My primary research interests revolve around problems of sociality, embodiment, gender, and language. I approach these questions by drawing on a number of philosophical traditions (phenomenology, structuralism and post-structuralism, feminism, the dialogical tradition), and I seek to combine reflective and empirical approaches whenever possible. I especially engage contemporary authors such as Husserl, Merleau-Ponty, Sartre, Beauvoir, Buber and Levinas, J. L. Austin, Derrida, Bourdieu, Kristeva, Irigaray, Butler, and most recently, the philosophy of language by Ferdinand de Saussure.

As a recipient of the 2009-11 Humboldt fellowship for advanced researchers at the U. of Heidelberg, Germany, I completed my second book: Saussure's Philosophy of Language as Phenomenology. Undoing the Doctrine of the Course in General Linguistics (Oxford UP, 2015).


Saussure's Philosophy of Language as Phenomenology

Undoing the Doctrine of the Course in General Linguistics

Beata Stawarska


This book draws on recent developments in research on Ferdinand de Saussure's general linguistics to challenge the structuralist doctrine associated with the posthumous Course in General Linguistics (1916) and to develop a new philosophical interpretation of Saussure's conception of language based solely on authentic source materials. This project follows two new editorial paradigms: 1. a critical re-examination of the 1916 Course in light of the relevant sources and 2. a reclamation of the historically authentic materials from Saussure's Nachlass, some of them recently discovered. In Stawarska's book, this editorial paradigm shift serves to expose the difficulties surrounding the official Saussurean doctrine with its sets of oppositional pairings: the signifier and the signified; la langue and la parole; synchrony and diachrony. The book therefore puts pressure not only on the validity of the posthumous editorial redaction of Saussure's course in general linguistics in the Course, but also on its structuralist and post-structuralist legacy within the works of Levi-Strauss, Lacan, and Derrida. Its constructive contribution consists in reclaiming the writings from Saussure's Nachlass in the service of a linguistic phenomenology, which intersects individual expression in the present with historically sedimented social conventions. Stawarska develops such a conception of language by engaging Saussure's own reflections with relevant writings by Hegel, Husserl, Roman Jakobson, and Merleau-Ponty. Finally, she enriches her philosophical critique with a detailed historical account of the material and institutional processes that led to the ghostwriting and legitimizing the Course as official Saussurean doctrine.

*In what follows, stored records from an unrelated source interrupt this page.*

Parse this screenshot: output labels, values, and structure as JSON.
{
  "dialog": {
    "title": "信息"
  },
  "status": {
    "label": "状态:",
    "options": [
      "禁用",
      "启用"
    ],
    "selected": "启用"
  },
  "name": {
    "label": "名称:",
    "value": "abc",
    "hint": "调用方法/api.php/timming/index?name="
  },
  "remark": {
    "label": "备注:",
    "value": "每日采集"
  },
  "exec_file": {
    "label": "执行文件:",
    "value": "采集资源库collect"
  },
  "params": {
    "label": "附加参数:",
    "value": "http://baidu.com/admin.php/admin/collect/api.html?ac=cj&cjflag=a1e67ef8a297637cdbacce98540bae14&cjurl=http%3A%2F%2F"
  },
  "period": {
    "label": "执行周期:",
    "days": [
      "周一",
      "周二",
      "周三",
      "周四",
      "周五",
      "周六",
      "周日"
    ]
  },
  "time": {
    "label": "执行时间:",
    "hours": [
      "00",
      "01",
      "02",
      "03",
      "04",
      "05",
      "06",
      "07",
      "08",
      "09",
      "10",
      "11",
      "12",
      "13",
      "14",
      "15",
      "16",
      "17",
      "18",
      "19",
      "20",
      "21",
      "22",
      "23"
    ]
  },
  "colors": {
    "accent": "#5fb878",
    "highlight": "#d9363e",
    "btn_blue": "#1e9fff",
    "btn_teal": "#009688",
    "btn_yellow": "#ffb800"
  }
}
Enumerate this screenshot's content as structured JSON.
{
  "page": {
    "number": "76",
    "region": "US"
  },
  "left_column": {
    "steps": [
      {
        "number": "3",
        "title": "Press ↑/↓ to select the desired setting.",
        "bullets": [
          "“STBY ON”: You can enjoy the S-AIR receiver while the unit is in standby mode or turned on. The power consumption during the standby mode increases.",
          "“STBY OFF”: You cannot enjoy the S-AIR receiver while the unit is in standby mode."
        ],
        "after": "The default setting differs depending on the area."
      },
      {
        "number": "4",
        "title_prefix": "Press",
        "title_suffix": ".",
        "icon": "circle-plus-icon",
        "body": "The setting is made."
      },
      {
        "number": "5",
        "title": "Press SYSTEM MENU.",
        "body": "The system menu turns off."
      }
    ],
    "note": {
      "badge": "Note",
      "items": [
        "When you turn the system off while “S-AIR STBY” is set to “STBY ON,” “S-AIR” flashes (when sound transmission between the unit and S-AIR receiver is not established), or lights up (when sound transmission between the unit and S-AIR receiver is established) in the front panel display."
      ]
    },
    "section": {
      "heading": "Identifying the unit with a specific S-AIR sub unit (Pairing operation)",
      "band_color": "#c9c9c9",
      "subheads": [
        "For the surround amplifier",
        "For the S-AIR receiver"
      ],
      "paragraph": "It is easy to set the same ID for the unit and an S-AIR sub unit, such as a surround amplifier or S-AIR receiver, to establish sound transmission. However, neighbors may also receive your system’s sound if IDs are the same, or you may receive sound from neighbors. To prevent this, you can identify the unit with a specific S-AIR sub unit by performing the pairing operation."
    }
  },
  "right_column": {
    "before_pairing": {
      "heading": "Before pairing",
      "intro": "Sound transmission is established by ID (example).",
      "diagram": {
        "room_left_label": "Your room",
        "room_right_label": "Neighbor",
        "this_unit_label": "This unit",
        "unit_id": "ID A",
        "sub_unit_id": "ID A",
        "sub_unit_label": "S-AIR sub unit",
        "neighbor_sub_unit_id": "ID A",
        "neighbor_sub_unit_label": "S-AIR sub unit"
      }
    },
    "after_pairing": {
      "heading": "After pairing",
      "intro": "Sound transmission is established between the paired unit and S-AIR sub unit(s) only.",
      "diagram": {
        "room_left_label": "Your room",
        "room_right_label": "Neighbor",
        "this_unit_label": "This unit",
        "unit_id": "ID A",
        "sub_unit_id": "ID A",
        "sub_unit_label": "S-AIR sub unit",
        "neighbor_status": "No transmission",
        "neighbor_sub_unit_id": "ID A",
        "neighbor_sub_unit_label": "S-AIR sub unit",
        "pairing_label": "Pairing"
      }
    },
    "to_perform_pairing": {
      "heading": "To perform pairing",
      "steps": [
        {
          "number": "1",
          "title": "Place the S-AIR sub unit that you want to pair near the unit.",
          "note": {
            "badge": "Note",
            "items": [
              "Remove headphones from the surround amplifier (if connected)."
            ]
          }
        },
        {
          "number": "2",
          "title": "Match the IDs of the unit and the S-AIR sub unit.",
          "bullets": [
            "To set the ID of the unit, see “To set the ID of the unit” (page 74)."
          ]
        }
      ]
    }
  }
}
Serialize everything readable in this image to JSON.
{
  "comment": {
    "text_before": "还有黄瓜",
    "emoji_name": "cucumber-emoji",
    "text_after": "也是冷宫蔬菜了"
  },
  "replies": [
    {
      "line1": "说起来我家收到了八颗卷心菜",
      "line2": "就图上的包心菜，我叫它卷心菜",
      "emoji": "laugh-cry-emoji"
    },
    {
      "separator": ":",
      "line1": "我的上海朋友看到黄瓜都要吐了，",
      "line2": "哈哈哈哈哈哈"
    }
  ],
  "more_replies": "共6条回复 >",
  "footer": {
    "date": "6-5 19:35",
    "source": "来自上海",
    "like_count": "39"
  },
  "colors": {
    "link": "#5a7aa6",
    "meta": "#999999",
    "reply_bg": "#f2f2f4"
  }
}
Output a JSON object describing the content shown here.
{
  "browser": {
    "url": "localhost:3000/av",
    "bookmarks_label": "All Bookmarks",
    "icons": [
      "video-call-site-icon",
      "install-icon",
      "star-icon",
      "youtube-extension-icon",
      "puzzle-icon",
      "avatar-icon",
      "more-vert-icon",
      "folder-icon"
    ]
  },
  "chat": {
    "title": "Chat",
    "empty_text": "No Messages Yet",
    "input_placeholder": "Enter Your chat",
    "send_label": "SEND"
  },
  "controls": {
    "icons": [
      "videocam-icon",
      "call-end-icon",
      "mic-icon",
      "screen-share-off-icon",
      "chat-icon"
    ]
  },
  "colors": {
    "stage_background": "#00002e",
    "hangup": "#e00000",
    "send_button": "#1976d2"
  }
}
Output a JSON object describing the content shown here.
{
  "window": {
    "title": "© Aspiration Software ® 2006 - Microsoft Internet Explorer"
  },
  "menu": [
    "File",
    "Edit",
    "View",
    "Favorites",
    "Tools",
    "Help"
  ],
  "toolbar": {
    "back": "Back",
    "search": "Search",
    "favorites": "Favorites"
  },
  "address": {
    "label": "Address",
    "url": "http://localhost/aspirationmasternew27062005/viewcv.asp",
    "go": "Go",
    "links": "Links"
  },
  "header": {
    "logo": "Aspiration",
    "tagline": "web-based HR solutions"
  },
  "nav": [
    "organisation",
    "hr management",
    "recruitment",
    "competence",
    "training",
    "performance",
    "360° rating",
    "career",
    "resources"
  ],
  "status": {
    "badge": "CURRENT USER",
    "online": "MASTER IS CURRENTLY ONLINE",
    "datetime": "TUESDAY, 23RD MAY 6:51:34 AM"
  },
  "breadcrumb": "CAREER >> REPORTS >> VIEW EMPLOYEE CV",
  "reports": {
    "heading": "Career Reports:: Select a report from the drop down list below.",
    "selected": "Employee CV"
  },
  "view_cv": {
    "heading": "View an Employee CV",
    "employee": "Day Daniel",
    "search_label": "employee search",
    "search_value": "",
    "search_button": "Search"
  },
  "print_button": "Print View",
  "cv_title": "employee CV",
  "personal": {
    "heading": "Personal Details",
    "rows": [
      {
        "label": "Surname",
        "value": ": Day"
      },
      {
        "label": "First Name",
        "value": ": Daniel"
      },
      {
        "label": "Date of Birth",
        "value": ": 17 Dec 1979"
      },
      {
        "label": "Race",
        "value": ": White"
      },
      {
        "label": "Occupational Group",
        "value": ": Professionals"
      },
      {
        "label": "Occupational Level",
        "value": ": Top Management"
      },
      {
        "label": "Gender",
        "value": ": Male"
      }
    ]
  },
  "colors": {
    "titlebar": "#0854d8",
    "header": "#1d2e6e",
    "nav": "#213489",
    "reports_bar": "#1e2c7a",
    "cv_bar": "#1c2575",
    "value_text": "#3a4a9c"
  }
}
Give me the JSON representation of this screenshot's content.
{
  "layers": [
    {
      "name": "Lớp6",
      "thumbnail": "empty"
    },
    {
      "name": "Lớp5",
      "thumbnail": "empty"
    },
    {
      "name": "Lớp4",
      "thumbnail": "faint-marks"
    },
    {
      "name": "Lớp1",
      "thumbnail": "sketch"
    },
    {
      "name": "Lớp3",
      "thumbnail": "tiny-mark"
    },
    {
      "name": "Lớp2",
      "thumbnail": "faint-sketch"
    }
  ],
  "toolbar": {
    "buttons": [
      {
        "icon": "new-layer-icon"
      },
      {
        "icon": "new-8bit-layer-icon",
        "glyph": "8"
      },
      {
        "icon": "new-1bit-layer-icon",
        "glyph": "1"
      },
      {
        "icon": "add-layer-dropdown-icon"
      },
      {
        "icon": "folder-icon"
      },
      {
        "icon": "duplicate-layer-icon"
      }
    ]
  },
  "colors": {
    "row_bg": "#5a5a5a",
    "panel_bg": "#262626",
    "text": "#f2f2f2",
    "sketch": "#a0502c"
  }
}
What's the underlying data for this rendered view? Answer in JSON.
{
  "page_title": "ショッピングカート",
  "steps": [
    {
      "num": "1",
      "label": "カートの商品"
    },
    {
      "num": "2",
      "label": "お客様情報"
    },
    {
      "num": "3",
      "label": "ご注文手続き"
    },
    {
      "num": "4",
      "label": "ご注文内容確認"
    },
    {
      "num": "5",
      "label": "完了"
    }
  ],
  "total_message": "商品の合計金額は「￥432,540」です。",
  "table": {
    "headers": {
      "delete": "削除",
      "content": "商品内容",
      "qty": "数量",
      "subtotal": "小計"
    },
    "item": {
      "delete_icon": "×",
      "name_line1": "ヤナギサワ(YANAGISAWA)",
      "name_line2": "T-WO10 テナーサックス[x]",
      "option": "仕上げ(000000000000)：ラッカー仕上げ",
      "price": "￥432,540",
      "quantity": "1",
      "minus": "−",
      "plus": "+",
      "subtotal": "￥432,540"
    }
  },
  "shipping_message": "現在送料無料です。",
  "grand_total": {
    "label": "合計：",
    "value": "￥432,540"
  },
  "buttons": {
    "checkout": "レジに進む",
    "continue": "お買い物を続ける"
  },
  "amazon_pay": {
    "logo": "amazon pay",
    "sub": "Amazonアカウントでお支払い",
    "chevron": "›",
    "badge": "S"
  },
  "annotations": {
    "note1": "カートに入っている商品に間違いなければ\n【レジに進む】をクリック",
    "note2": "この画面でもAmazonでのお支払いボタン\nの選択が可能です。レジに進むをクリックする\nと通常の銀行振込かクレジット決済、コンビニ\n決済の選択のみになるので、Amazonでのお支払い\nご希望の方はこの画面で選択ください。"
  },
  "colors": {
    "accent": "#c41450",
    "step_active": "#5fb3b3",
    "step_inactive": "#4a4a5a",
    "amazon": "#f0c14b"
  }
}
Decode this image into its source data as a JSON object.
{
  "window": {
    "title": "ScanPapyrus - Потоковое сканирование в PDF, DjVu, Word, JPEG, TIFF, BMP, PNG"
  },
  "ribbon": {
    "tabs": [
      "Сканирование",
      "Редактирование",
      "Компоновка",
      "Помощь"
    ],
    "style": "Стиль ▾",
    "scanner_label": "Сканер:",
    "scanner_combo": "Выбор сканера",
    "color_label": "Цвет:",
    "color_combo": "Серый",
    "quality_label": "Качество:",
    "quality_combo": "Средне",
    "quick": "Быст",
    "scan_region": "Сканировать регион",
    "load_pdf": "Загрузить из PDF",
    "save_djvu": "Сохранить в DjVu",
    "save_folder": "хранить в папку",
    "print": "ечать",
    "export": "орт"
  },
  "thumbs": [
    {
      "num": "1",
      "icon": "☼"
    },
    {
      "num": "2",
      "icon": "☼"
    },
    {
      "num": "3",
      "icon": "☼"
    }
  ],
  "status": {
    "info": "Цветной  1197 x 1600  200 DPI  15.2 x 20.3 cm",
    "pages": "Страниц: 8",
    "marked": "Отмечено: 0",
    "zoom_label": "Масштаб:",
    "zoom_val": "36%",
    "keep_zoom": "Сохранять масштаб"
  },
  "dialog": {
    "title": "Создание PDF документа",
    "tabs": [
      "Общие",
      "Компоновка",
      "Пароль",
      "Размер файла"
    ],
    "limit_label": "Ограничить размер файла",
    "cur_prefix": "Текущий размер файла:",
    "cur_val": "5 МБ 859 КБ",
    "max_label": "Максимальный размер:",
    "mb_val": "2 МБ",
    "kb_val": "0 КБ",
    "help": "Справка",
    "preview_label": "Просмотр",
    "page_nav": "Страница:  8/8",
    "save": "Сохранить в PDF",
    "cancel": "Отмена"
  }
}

In my first book: Between You and I: Dialogical Phenomenology (Ohio UP, 2009), I developed a sustained argument for the primacy of interpersonal connectedness in the I-you mode. I drew on the disciplines of sociolinguistics, especially Benveniste, developmental psychology, and the dialogic tradition in philosophy, especially Buber, Rosenzweig, and Rosenstock-Huessy, to put pressure on an attachment to subjective consciousness in classical phenomenology, and the resulting difficulties in thematizing social relations. Sociolinguistic, developmental and dialogic perspectives highlight the phenomenological importance of the addressee, the inseparability of I and You, and the nature of the alternation between them. Taken together, these contributions make a strong case for the primacy of I-You connectedness and foreground the dialogic dimension of both prediscursive and discursive experience. Between You and I suggests that phenomenology is best practiced in a dialogical engagement with other disciplines. It also spells out some implications of a dialogic approach for feminism and politics.
In my earlier work, I engaged the phenomenological approaches of Sartre and Merleau-Ponty in a constructive dialogue with psychological studies of social development, notably relative to the so-called mirror stage, and mimicry of facial gestures in infancy. I also pursued the problem of the imagination and memory in Sartre’s phenomenology, and traced the complex, philosophical and empirical, heritage of his theory.